How cruciferous compounds curb carcinogens
Laboratory studies indicate that glucosinolates—and related compounds produced when we digest them—enhance the efficiency of immune-system agents called “phase II detoxification enzymes”, which defend against cancer: particularly the enzymes called glutathione S-transferases or GSTs.
These beneficial byproducts of consuming vegetables high in glucosinolates include indole-3-carbinol (I3C) and isothiocyanates (eye-so-thigh-oh-suh-nates).
Isothiocyanates facilitate elimination of various bodily, dietary, and environmental chemicals associated with cancer promotion, and they seem to do it by stimulating or facilitating production of detoxifying GSTs.
(The main isothiocyanate that our bodies produce from the glucosinolates specific to broccoli is called sulforaphane.)
However, variations in people’s GST-related genes—called “functional polymorphisms”—affect the ability of dietary glucosinolates from cruciferous vegetables to boost GST levels and thereby reduce cancer risk.
And—like oranges, apples, and grapefruit—cruciferous vegetables are rich in a promising compound called calcium-d-glucarate.
Oral supplements of calcium-D-glucarate appear to inhibit an enzyme called beta-glucuronidase, elevated activity of which is associated with an increased risk for various hormone-dependent cancers such as breast, prostate, and colon cancers (Hanausek M et al. 2003).
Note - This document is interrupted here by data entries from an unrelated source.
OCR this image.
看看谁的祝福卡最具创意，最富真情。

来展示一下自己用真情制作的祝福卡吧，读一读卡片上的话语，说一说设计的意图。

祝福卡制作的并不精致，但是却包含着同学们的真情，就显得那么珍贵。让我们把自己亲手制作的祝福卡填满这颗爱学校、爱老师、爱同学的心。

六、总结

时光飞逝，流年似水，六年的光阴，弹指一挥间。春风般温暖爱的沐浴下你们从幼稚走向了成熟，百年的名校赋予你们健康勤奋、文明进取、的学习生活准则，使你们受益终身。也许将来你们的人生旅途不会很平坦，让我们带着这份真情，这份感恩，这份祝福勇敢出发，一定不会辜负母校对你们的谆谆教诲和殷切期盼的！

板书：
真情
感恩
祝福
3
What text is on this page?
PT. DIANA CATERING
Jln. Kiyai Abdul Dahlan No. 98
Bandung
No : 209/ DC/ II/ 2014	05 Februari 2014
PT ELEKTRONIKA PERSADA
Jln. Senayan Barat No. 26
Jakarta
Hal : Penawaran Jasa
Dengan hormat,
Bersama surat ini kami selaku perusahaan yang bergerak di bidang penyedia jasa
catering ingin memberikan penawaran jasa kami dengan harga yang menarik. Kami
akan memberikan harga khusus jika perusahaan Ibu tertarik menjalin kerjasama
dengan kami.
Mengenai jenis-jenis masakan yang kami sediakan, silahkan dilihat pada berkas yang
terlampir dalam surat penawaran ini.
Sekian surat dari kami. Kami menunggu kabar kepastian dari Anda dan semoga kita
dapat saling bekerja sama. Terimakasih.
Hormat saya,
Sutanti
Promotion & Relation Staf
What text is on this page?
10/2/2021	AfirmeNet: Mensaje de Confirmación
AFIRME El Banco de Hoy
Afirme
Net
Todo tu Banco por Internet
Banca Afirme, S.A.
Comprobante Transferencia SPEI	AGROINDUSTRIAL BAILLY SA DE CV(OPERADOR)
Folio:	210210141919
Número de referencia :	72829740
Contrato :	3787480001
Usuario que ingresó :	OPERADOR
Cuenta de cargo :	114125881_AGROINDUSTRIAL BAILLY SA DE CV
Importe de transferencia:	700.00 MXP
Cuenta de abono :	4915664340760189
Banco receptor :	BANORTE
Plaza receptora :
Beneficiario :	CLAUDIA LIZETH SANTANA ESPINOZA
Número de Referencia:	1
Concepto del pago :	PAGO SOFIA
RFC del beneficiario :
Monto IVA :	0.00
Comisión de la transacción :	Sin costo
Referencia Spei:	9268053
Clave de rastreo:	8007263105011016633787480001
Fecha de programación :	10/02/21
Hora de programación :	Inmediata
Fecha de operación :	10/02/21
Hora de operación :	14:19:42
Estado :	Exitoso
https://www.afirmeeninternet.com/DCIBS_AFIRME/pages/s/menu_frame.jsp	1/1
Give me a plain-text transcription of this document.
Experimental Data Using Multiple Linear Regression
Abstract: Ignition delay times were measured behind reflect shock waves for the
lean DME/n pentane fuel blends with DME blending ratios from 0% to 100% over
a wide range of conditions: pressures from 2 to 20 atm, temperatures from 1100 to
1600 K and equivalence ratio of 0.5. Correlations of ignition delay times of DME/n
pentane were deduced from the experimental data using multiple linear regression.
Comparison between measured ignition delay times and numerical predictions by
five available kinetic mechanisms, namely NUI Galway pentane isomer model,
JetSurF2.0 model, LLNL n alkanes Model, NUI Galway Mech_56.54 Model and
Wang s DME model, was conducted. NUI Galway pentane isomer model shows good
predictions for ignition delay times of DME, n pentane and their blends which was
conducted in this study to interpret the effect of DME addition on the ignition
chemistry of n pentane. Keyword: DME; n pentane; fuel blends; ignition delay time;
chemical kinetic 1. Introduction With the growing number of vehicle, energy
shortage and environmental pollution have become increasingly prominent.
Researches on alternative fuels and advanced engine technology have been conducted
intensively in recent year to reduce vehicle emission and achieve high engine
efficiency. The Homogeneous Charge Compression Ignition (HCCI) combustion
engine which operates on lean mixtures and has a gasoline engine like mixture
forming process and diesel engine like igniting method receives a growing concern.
Cruciferous compounds' cancer-curbing effects on sex hormones
When we digest glucosinolate-rich foods, certain resulting metabolic byproducts – specifically, indole-3-carbinol – alter the metabolism or activity of sex hormones in ways that could inhibit the development of hormone-sensitive cancers.
In addition, indole-3-carbinol can reduce activation of carcinogens by certain bodily enzymes (e.g., P450).
But evidence that diets high in cruciferous vegetables reduce the risk of breast or prostate cancer is limited and inconsistent.
And animal tests show that under some circumstances—namely, when they are fed indole-3-carbinol immediately after administration of certain carcinogenic chemicals—this glucosinolate byproduct actually promotes cancer development.
This is why, even though the National Cancer Institute recommends eating five to nine servings of fruits and vegetables daily, they’ve not seen fit to set specific intake recommendations for cruciferous vegetables.
This also explains why most researchers advise against taking concentrated amounts of glucosinolates in supplement form.